An appeal for justice to the Cheesecake Factory
Cheesecake Factory settles $4.5 million class-action lawsuit
September 2, 2005 5:09 PM
Young Workers United, along with current and former Cheesecake Factory employees, held a press conference in Union Square on Thursday and victoriously announced a $4.5 million lawsuit settlement from the company filed by workers alleging mistreatment at the San Francisco restaurant.
According to the Young Workers United website, there were a host of allegations. Employees said they were not given meal breaks when they worked shifts over six hours (which are mandated by state law), that managers verbally harassed them, and that there were instances of racial and sexual discrimination.
The bulk of the individual claims filed by employees with the Department of Labor Standard Enforcement were wage claims for missed breaks. A California law passed in 2000 entitles workers to one hour of pay if they are not given a meal break, but many who filed said the Cheesecake Factory denied them meal breaks up to March 2003. In an effort to remedy this situation the restaurant had employees come in an hour early, do side work (such as folding napkins), then take a half-hour break but still work a six hour shift with no other rest periods.
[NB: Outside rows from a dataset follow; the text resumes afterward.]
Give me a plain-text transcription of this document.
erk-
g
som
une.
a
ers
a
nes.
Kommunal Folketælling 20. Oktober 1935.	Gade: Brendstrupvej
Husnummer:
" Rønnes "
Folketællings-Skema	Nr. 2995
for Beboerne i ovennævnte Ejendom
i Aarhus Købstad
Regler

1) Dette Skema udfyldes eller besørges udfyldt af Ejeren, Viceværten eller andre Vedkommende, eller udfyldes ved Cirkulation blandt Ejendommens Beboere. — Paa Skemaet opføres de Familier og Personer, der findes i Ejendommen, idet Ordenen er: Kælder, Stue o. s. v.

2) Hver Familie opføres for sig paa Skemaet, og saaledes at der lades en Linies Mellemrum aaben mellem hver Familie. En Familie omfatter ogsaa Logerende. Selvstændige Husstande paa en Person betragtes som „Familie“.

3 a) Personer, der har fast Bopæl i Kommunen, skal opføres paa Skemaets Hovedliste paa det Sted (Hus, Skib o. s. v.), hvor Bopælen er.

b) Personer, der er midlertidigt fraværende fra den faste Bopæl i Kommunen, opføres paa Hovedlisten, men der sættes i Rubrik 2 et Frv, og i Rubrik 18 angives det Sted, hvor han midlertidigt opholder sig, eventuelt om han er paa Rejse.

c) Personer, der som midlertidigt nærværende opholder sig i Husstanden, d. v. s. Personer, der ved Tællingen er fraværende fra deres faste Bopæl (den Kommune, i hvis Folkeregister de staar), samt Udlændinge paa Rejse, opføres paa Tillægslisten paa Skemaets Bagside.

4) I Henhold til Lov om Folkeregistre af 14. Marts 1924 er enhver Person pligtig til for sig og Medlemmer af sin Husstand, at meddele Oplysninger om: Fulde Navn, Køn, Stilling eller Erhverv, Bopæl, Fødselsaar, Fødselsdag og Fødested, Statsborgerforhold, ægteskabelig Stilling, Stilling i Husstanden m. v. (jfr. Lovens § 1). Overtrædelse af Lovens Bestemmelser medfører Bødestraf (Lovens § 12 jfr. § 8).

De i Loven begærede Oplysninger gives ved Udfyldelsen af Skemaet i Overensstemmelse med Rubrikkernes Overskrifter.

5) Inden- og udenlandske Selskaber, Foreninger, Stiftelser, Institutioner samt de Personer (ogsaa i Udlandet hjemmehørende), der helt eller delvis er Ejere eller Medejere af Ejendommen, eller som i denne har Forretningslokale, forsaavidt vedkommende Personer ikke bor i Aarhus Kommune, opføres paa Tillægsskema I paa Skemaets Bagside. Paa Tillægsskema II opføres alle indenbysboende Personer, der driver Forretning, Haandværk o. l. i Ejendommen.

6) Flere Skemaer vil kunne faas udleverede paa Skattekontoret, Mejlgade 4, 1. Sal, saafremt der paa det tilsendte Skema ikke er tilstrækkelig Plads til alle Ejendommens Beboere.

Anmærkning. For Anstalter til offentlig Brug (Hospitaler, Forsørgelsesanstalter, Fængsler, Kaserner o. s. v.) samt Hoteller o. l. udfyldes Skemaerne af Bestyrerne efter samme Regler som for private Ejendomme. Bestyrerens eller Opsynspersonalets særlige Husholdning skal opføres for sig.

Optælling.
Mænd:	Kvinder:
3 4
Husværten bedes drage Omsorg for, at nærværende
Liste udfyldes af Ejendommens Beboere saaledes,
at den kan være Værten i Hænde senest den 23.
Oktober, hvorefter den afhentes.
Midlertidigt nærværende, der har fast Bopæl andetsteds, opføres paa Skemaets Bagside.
This settlement comes as a landmark victory for employees at the Cheesecake factory and for all workers’ rights in San Francisco.
Chris Jackson, an SFSU senior and president of Associated Students Inc., sits on the board of Young Workers United and said that pressure from the employees and members of the community finally led to the company giving in. He hopes other corporations will see this as an example.
“The [settlement’s] great, but the fight is not over,” he said. “This is a great victory…but [we’ve] got to keep on fighting and get organized.”
Although the action in California started with the individual claims that workers made in San Francisco, it was actually a second movement of other organized workers in Southern California that led to the settlement. According to Tony De Vencenzi, a current employee and 2004 SFSU graduate, he and others filed their individual claims with the DLSE and no immediate action was taken by the Cheesecake factory for over a year. It was only after workers in San Francisco joined the class-action lawsuit that was started in Southern California that they began to see results.
“I think it was the harassment [that got them to settle],” said Patty Senecal, a former employee and SFSU alumni. “They knew that we weren’t going to go away and they wanted to get rid of us.”
For those involved, the lawsuit is only the beginning. They all agreed that they have to reach people on an even wider scale letting them know fair treatment in the workplace is a right.
But De Vencenzi said he feels that for now, the idea of winning is liberating.
“It was a cathartic thing,” he said. “It was great to feel a victory. It was a culmination of the events of the last two years.”